Acts 25, 13-21; John 21, 15-19

Homily

During the last Passover that Jesus celebrated with his disciples, Peter, with his usual ardour, declared himself ready to follow him to the end, even to death. Jesus replied: "Peter, the cock will not crow today before you deny three times that you know me". And, in fact, a few hours later Peter denied Jesus three times and, meeting Jesus' gaze, he went out and wept bitterly.

In one of his last appearances after his resurrection - the one recounted in the Gospel passage we have just read - Jesus did not reproach Peter, but, in a sublime gesture, called on him to affirm three times: "You know very well that I love you", thus erasing, as it were, his threefold denial. This deep love for Jesus is Peter's true nature, whereas his denial had been no more than a passing lapse. It is to this true Peter that Jesus entrusts his Church.

And when the risen Jesus, after passing through death, says to Peter: "Follow me", both Peter and Jesus know that this is an invitation to go through the same paschal mystery. It was in Rome that Peter gave his final testimony.

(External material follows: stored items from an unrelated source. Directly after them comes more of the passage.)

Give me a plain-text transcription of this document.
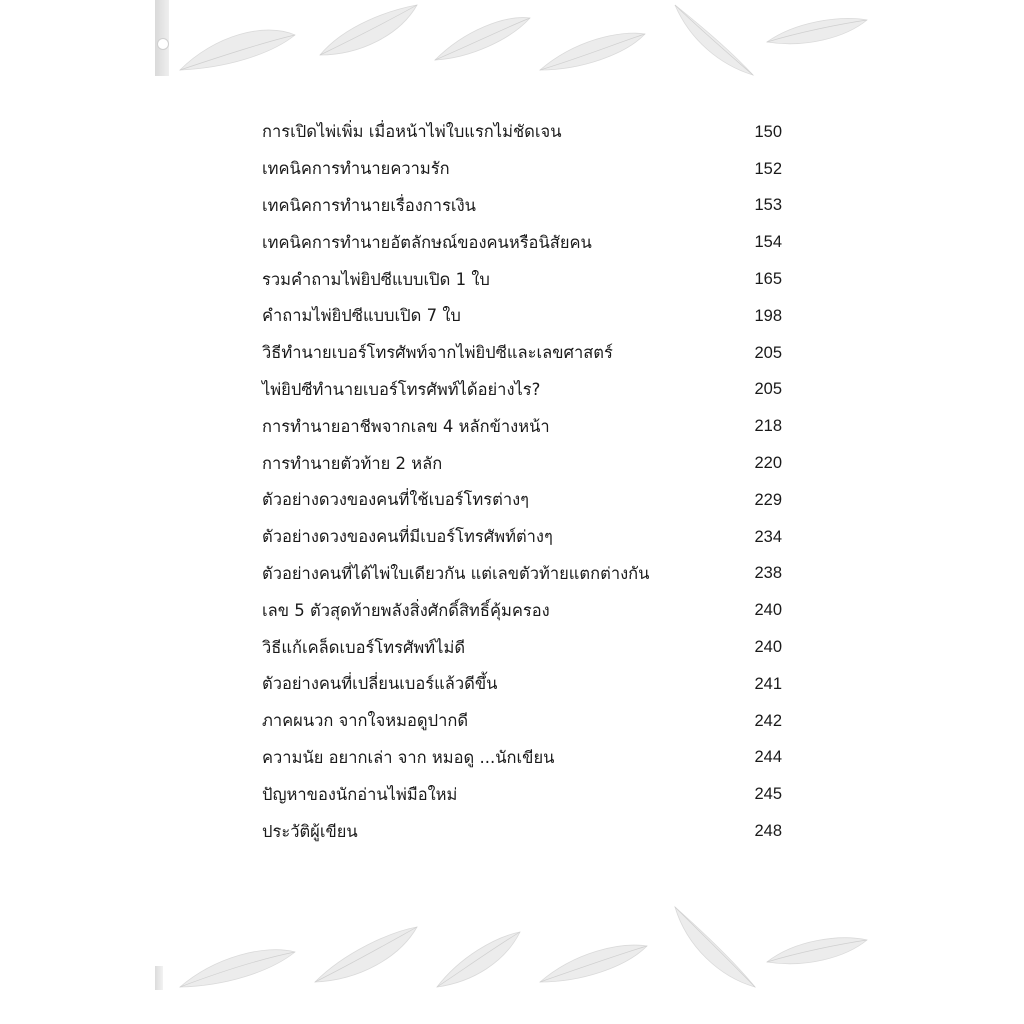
การเปิดไพ่เพิ่ม เมื่อหน้าไพ่ใบแรกไม่ชัดเจน	150
เทคนิคการทำนายความรัก	152
เทคนิคการทำนายเรื่องการเงิน	153
เทคนิคการทำนายอัตลักษณ์ของคนหรือนิสัยคน	154
รวมคำถามไพ่ยิปซีแบบเปิด 1 ใบ	165
คำถามไพ่ยิปซีแบบเปิด 7 ใบ	198
วิธีทำนายเบอร์โทรศัพท์จากไพ่ยิปซีและเลขศาสตร์	205
ไพ่ยิปซีทำนายเบอร์โทรศัพท์ได้อย่างไร?	205
การทำนายอาชีพจากเลข 4 หลักข้างหน้า	218
การทำนายตัวท้าย 2 หลัก	220
ตัวอย่างดวงของคนที่ใช้เบอร์โทรต่างๆ	229
ตัวอย่างดวงของคนที่มีเบอร์โทรศัพท์ต่างๆ	234
ตัวอย่างคนที่ได้ไพ่ใบเดียวกัน แต่เลขตัวท้ายแตกต่างกัน	238
เลข 5 ตัวสุดท้ายพลังสิ่งศักดิ์สิทธิ์คุ้มครอง	240
วิธีแก้เคล็ดเบอร์โทรศัพท์ไม่ดี	240
ตัวอย่างคนที่เปลี่ยนเบอร์แล้วดีขึ้น	241
ภาคผนวก จากใจหมอดูปากดี	242
ความนัย อยากเล่า จาก หมอดู ...นักเขียน	244
ปัญหาของนักอ่านไพ่มือใหม่	245
ประวัติผู้เขียน	248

The first reading of today's Mass shows us how Paul, the apostle to the Gentiles, is also approaching his final witness. Caught, like Jesus, between the Jewish authorities who wanted him dead but did not have the authority to impose death on him, and the Roman authorities who recognised his innocence but did not want to displease the Jews, Paul, using his rights as a Roman citizen, appealed to the emperor. He was therefore taken to Rome to appear before the emperor in Rome. It was there that he died, like Peter, a few years later.

In Saint Peter's Square in Rome, you can still see the two very large statues of these two pillars of the Church, whose liturgical feast we will be celebrating together in a month's time. Among our ancestors in the faith, they are the two giants.